Box Office Review

STRANGERS
…. ON A TRAIN …….. NOT REALLY!
By Vishal Verma

Rating:

Same to same as far as the concept is concerned. Remember Alfred Hitchcock’s interesting but largely forgotten 1951 thriller ‘Strangers on a Train’ starring Farley Granger & Robert Walker?

Ditto! The idea and the plot is the same, the tennis star becomes a management giant Mr.Rai (Khoya Khoya Menon) and a psychotic mothers boy becomes a psychic writer Rahul (Jimmy Shergill – strictly okay) they meet in a business class compartment of a train traveling from Southampton to London and exchange murders of their estranged wife’s.

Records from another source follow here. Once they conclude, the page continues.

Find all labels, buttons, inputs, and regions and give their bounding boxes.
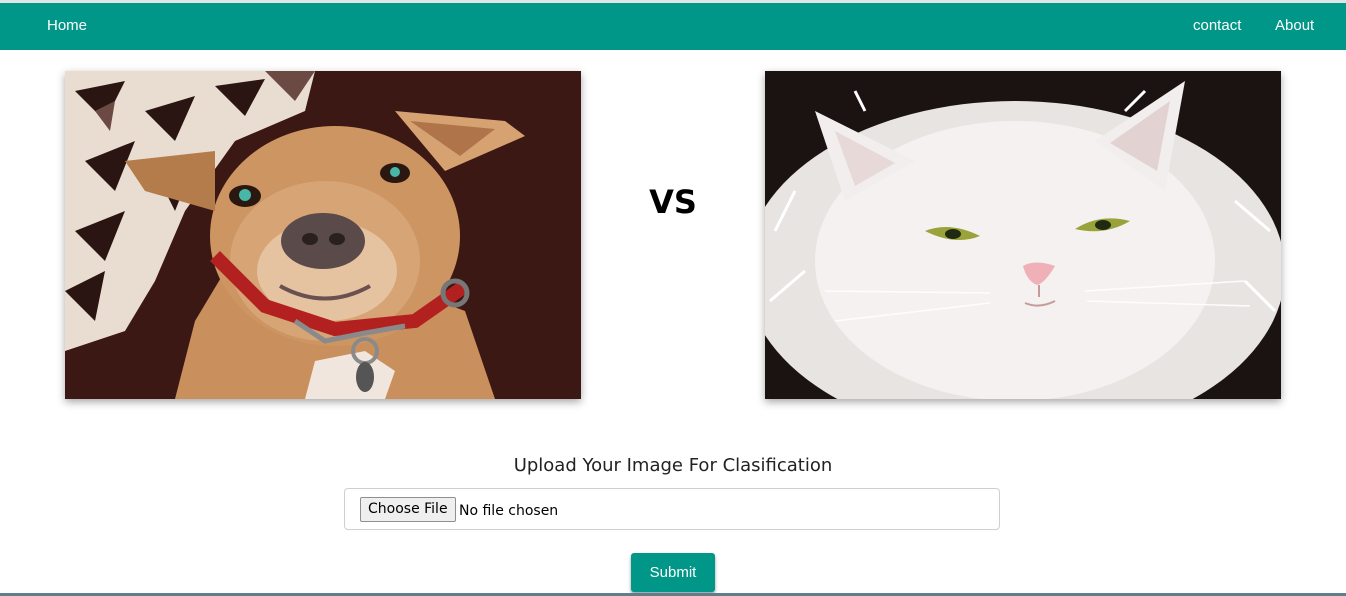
file-upload-field[interactable]: Choose File No file chosen (344, 488, 1000, 530)
upload-heading: Upload Your Image For Clasification (513, 455, 833, 476)
nav-contact-link[interactable]: contact (1193, 17, 1241, 35)
submit-button[interactable]: Submit (631, 553, 715, 592)
choose-file-button[interactable]: Choose File (360, 497, 456, 522)
file-status-text: No file chosen (459, 503, 559, 519)
page: Home contact About VS Upload Your Image … (0, 0, 1346, 596)
navbar: Home contact About (0, 3, 1346, 50)
vs-label: VS (649, 183, 697, 221)
cat-photo (765, 71, 1281, 399)
nav-about-link[interactable]: About (1275, 17, 1314, 35)
nav-home-link[interactable]: Home (47, 17, 87, 35)
dog-photo (65, 71, 581, 399)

So far the same and fine. After wards, it fails to register any thrills and draws cold especially in the post interval session. Kay Kay‘s involvement with the writers wife Preity (Nandana Sen – well done) is far stretched and when the drama is about to take place you have already counted your yawns. The plot becomes similar and fails to spring any surprises in the end.

There are some flaws in the script like the character of Preity, which is hard to digest, she is a woman who is not happy with her husband but she readily makes herself available to others. Sonali Kulkarni is reduced to deliver 2 lines again and again ‘ hawan hai, ho sake to aap aa jana”.

The flick starts with a promise, the scarcely populated railway platform, and a guy in long overcoat and a hat walks down, boards a smoke friendly train and finds some unattended baggage in his neighboring seat. – True Hitchcock ishtyle but only till there.

Afterwards the debutant director Anand L Rai gets hooked by the splendid photography by Manoj Gupta and forgets to deliver the thrills. Though the movie is well shot and slickly photographed.

‘Strangers’ is a complete stranger to the kind of thrills that the master storytellers like Hitchcock and co. provide. In fact the second half is a ‘yawnger’.